Одна из самых всеобщих и самых непобедимых тенденций нашей эпохи есть тенденция к демократизации. Демократично становится все: наука, искусство, не говоря о законодательстве и управлении. Подобно тому как до XIX века все замыкалось в корпорации, все затаивалось во внутреннем своем содержании, -- в планах, открытиях, мышлении, стремлениях, -- так с начала XIX века все раскутывается, спешит в толпу, ищет внимания и одобрения. Ньютон, открыв в свое время дифференциальное исчисление, скрыл его под темными знаками и выражениями, окружил его умолчаниями, и вся честь великого открытия досталась Лейбницу, который самостоятельно и вторично нашел то же несколько лет спустя. Какая противоположность с открытиями нашего времени, которые, частица за частицею, раньше чем окончательно созрели в уме ученого, публикуются в рефератах, отрывочных заметках, и уже in statu nascente [в состоянии возникновения (лат.)] становятся предметом всемирного обсуждения. Кох или Шенк и Ньютон -- какая противоположность! какая противоположность -- Парацельз и Эдиссон! Площадь становится кабинетом размышлений и открытий, человечество в необозримом его составе -- аудиторией, вечно внимающей.

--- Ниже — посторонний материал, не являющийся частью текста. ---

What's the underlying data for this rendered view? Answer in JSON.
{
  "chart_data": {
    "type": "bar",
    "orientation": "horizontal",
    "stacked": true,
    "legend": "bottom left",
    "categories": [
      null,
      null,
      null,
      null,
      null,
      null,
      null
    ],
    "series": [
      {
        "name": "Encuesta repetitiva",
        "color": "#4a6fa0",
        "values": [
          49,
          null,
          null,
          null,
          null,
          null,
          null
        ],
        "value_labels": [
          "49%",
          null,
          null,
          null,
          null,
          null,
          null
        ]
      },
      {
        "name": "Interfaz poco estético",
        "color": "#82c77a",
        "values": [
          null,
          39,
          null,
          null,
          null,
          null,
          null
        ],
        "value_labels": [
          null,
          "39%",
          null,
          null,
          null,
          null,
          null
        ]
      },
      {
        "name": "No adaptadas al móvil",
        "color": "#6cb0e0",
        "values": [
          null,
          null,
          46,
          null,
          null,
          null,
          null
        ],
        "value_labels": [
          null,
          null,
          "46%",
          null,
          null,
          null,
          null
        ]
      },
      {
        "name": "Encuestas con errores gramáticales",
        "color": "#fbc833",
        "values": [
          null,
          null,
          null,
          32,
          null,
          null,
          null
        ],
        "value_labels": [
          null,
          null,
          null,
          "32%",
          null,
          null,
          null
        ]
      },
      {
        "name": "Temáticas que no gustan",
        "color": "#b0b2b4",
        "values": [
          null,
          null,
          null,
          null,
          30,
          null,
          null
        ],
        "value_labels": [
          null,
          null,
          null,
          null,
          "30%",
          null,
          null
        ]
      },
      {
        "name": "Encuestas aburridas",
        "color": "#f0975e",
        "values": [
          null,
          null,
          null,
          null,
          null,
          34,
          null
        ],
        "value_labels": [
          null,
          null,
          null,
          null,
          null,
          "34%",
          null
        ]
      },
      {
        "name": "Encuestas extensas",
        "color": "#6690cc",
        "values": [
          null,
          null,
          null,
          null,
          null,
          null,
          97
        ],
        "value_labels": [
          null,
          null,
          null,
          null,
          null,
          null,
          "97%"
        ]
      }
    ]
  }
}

Даже самые аристократические умы, аристократические профессии, аристократические учреждения становятся демократичны) Римско-католическая церковь, несмотря на свою замкнутость и высокомерие, заводит газеты и журналы, т.е. обставляется демократическими орудиями влияния, чтобы поддержать свои средневековые принципы; дипломатика, устами Гладстона и Бисмарка, высказывает свои планы на митингах или перед шумливою парламентскою толпой; Ницше ищет читателей; Шопенгауэр изнывает от зависти, что Гегель имеет слушателей, когда у него их нет; Леопарда, Байрон -- все это глубоко демократические умы по своим затаенным стремлениям, несмотря на внешний аристократизм свой. Уменья презирать успех нет более ни у кого: не читаться, не слышать аплодисментов -- всякому кажется все равно что не жить. Никто не хочет заживо умирать; всякий рвется на солнце бытия, на солнце какого-то всемирного волнения, которое овладело человечеством после того, как оно столько веков прожило уединенною, разорванною на отдельные миры, жизнью.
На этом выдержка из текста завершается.